Rusya ve Ukrayna arasındaki gelişmelerin enerji ve gıda fiyatları üzerindeki etkisi görülüyor. Altın ve Japon Yeni gibi güvenli limanlar haber akışından faydalanıyor. Finansal piyasalar olayları önceden fiyatlar. Bu nedenle, mevcut fiyatlarla, olumsuz olaylar sonunda oluşacak fiyatlar arasında çok fark olmayabilir. Örneğin, Rusya 2014’te Kırım’ı ilhak etti. Bunun öncesindeki ve sonrasındaki petrol fiyatı pek farklı değildi. Piyasalar açısından büyük risk, NATO daha doğrusu Amerikan güçleriyle Rus askerlerinin savaşması olabilir ki bu fiyatlara henüz girmedi. Zaten böyle bir durumda yatırımcı çıkışa koşsun.
Jeopolitik tarafta ne olursa olsun, piyasalar bir noktada kendi gelişmelerine odaklanır. Enflasyon ve Fed politikası belirleyici olur. St.
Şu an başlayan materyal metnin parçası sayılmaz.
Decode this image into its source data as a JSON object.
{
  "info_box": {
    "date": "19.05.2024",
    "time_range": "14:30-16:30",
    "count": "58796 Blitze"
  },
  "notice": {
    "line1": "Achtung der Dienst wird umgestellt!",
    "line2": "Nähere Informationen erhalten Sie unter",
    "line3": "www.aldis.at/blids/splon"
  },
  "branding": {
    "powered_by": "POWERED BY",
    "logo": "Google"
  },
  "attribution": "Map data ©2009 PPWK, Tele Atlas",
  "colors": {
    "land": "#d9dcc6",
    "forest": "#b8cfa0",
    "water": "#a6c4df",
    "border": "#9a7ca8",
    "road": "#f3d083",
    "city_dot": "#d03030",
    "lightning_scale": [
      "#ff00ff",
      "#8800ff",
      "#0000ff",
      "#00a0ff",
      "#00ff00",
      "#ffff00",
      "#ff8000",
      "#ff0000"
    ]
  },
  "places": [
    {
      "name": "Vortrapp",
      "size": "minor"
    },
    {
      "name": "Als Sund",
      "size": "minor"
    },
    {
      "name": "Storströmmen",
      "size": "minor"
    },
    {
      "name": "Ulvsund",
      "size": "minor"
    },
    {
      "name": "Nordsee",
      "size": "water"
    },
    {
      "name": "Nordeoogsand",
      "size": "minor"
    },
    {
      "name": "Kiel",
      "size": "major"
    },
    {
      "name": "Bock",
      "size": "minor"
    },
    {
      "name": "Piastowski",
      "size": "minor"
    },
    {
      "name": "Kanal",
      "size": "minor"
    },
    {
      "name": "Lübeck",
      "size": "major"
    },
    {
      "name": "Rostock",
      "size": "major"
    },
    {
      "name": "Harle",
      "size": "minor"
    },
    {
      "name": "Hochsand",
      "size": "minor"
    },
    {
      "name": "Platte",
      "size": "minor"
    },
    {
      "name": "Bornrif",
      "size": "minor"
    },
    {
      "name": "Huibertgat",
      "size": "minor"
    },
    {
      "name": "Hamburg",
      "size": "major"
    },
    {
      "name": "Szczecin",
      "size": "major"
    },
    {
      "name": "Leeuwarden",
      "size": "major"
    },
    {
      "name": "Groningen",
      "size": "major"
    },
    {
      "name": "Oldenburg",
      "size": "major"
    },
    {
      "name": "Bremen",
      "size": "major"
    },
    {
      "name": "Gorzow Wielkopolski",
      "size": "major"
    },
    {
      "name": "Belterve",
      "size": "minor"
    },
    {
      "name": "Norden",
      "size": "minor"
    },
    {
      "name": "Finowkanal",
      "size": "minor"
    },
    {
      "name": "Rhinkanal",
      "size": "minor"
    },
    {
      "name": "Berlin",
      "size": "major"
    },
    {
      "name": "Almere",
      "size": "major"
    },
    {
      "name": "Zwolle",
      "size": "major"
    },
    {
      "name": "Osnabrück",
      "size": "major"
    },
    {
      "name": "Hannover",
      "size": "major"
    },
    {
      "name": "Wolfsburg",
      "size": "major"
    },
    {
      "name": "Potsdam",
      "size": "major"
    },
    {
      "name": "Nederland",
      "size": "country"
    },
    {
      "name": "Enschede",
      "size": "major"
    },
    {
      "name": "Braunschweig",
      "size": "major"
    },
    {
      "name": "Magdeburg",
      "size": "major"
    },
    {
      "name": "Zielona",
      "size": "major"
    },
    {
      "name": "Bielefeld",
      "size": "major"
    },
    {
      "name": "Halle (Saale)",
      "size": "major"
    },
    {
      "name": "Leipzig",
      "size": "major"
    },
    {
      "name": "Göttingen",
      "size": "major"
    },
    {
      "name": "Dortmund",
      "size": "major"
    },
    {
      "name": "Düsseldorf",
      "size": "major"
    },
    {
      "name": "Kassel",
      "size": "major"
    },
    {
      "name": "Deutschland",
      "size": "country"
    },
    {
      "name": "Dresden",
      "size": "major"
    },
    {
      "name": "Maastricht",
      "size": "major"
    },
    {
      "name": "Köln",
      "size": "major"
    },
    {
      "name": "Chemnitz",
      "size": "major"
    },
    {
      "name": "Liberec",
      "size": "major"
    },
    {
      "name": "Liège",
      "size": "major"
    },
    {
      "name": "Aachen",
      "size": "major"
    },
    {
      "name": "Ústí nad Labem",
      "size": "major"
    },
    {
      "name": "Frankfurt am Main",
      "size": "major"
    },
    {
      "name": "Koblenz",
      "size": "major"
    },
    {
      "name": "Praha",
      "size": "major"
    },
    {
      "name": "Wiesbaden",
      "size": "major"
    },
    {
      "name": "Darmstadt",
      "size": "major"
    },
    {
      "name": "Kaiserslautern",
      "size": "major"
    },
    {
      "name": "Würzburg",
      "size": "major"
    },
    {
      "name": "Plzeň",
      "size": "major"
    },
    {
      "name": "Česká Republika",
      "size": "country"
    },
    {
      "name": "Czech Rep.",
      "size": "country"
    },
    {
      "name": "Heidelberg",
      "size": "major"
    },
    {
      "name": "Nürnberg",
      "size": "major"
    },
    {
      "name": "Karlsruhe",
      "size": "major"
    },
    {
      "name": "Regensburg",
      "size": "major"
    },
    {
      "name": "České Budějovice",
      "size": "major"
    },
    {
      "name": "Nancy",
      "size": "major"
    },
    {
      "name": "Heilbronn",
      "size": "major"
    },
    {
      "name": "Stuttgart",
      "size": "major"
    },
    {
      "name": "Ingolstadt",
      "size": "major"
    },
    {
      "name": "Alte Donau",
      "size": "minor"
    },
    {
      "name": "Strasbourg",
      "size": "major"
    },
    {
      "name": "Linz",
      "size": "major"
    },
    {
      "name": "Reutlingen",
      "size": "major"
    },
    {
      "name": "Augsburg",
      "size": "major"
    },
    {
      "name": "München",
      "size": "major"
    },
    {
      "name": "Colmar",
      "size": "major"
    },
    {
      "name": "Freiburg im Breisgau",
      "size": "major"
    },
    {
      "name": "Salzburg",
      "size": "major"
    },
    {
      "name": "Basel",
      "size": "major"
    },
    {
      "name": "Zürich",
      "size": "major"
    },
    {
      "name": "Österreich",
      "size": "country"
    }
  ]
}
Louis Fed başkanı Bullard’ın, ‘‘Temmuz’a kadar 100 baz puanlık faiz artışı istiyorum’’ açıklaması bu hafta tedirginliği pekiştirdi. Sekiz aydır, ‘‘2022’nin ikinci yarısında, Amerikan enflasyonunda çok daha düşük seviyeler görebiliriz’’ vurgusunu yapıyorum. Hazirana kadar yüksek kalacak enflasyon, ikinci yarıda yüzde 3-4 bandına çekilebilir. Gerçi bu seviyeler de yüksektir. Bu açıdan bakıldığında, Fed’in faiz artırım sinyali vermesi doğaldır. Zaten mortgage faizleri ve 2-yıllık faiz yüzde 1 civarında yükseldi. Bu artışlar önümüzdeki çeyreklerde talebi kısıtlar. Kritik konu, Fed’in ekonomiye zarar vermeden bu operasyonu nasıl yapacağıdır.
Azalan eğimli getiri eğrisi; kısa vadeli borçlanma kâğıtlarının faizinin, uzun vadeli olanların faizinden yüksek olmasıdır. Son günlerde bu durum tartışılıyor. Azalan eğimli getiri eğrisi için, resesyon habercisidir yorumu da yapılır. Getiri eğrisinin yatay hâle gelmesinin ve azalan eğimli duruma dönmek üzere olmasının, piyasanın mevcut durumunu ve beklenen riskleri yansıttığını düşünüyorum. Ekonominin, riskli finansal varlıkların fiyatındaki değişimlerden etkilendiği kanısındayım. Kısacası ekonomi fazlaca finansallaştı. Önümüzdeki dönemde ekonomik aktivitenin, faiz değişimlerine ve Fed’in olası hatalarına daha duyarlı olacağına inanıyorum. Dünyada yatırım ortamı, Mart 2020’den sonra çok rahattı. Yatırımcı parayı nereye koysa kazandı. Yüksek enflasyon kısa vadede yüksek faiz olasılığını artırıyor. Bu da politika hatası yapma ihtimalini yükseltiyor. Bu ihtimalin yükselmesi, uzun vadede daha düşük faizin olabilirliğini güçlendiriyor. Böyle bir dalgalanmada; tahviller, hisse senetleri, emtialar, nereye yatırım yapılır? İşler zorlaştı.